Nell’era del Coronavirus, anche la vita privata dei medici è sconvolta: «Nessuno è immune al dolore, anche se indossa un camice bianco. Ho perso una cara amica di trentasette anni la settimana scorsa. Pur trattandosi di una paziente “fragile”, stava lottando con tutte le sue forze. Non sono riuscito a dirle addio».
«Ma la cosa più dura è tornare a casa e non trovare mia figlia. Ha due anni e non la vedo da quindici giorni. Per precauzione sta dai nonni, a meno di un chilometro di distanza. Quei mille metri sembrano infiniti. Mi manca da morire».

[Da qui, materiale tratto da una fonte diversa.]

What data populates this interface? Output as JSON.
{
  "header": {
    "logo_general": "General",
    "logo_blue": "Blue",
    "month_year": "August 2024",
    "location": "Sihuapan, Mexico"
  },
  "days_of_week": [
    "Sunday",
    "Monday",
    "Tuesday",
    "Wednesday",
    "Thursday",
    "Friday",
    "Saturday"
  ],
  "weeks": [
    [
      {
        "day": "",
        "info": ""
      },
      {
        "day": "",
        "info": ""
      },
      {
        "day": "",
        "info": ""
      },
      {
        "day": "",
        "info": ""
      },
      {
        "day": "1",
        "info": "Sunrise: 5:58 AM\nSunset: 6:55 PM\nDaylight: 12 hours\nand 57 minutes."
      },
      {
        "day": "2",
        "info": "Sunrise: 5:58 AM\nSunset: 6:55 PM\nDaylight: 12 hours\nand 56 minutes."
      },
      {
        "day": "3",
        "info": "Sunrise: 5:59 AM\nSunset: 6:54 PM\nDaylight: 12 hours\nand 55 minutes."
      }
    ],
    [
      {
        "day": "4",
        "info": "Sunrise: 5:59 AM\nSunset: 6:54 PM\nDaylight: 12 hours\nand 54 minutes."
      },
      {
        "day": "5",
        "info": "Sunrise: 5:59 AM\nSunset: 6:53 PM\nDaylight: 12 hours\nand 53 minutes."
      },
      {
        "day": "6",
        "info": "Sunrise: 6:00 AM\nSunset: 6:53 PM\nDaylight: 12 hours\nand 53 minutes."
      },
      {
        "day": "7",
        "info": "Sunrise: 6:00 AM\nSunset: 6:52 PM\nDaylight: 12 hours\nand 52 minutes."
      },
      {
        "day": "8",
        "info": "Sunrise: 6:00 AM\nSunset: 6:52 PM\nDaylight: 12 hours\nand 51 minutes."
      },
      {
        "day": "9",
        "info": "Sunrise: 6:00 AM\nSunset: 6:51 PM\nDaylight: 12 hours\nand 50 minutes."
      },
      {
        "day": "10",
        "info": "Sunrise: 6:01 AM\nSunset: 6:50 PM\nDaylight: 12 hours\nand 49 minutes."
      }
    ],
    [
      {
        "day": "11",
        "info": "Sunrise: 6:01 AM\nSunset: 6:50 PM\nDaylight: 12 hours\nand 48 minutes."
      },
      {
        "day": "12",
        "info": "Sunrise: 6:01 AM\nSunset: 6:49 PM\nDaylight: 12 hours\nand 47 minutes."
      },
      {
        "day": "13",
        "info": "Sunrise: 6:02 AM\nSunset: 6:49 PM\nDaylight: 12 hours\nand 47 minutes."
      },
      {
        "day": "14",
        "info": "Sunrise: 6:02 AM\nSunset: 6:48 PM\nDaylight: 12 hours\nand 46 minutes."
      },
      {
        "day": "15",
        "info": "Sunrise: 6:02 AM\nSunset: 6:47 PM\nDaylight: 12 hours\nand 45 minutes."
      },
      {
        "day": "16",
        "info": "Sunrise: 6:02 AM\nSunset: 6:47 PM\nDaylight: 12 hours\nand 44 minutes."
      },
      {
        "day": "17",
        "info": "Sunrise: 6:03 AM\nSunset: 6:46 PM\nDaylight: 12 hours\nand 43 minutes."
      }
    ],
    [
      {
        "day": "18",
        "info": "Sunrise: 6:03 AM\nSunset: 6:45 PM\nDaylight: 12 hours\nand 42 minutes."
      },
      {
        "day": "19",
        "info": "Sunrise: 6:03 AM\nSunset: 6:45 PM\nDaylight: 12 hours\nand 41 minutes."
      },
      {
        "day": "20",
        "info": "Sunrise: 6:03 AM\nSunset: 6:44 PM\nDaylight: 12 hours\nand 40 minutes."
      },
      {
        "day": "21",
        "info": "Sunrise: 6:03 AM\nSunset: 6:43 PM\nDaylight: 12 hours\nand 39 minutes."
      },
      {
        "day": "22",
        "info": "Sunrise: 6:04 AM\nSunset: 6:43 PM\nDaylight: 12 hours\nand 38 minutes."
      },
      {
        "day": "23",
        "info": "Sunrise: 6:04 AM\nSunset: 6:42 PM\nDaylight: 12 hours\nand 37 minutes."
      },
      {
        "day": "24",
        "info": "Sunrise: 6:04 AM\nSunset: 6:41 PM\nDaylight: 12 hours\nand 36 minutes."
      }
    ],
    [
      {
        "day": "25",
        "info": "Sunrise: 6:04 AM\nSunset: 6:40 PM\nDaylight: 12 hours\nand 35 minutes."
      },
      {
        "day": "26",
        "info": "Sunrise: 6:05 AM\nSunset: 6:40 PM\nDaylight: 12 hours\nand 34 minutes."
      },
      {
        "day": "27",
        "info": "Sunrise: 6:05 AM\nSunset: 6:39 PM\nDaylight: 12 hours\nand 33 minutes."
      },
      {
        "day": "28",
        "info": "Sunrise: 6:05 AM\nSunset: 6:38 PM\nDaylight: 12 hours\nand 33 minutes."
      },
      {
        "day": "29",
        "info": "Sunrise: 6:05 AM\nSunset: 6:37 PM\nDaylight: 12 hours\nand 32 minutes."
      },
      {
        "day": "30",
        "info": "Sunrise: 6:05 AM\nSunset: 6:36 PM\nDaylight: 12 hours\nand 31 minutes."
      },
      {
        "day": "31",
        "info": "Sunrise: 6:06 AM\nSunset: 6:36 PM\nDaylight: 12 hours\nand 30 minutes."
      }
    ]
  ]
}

Ma questa tragedia permette a Marco di riscoprire dinamiche dimenticate: «mia moglie è cardiologa. Anche lei lavora “in trincea”. In un momento così complicato, senza la nostra bambina, abbiamo ritrovato una complicità. Nel tempo che trascorriamo insieme cuciniamo, vediamo film e facciamo yoga. Si, proprio yoga. Casa è il nostro angolo felice. È un modo per rallentare, per proteggersi dalla frenesia che ci circonda e di cui facciamo parte.
Quando l’incubo sarà finito tutti riprenderemo in mano la vita. Riassaporeremo le cose di cui ci stavamo privando. E non commetteremo più l’errore di tenere il telefonino sempre in mano, riscoprendo i rapporti reali, attraverso la semplicità di un abbraccio».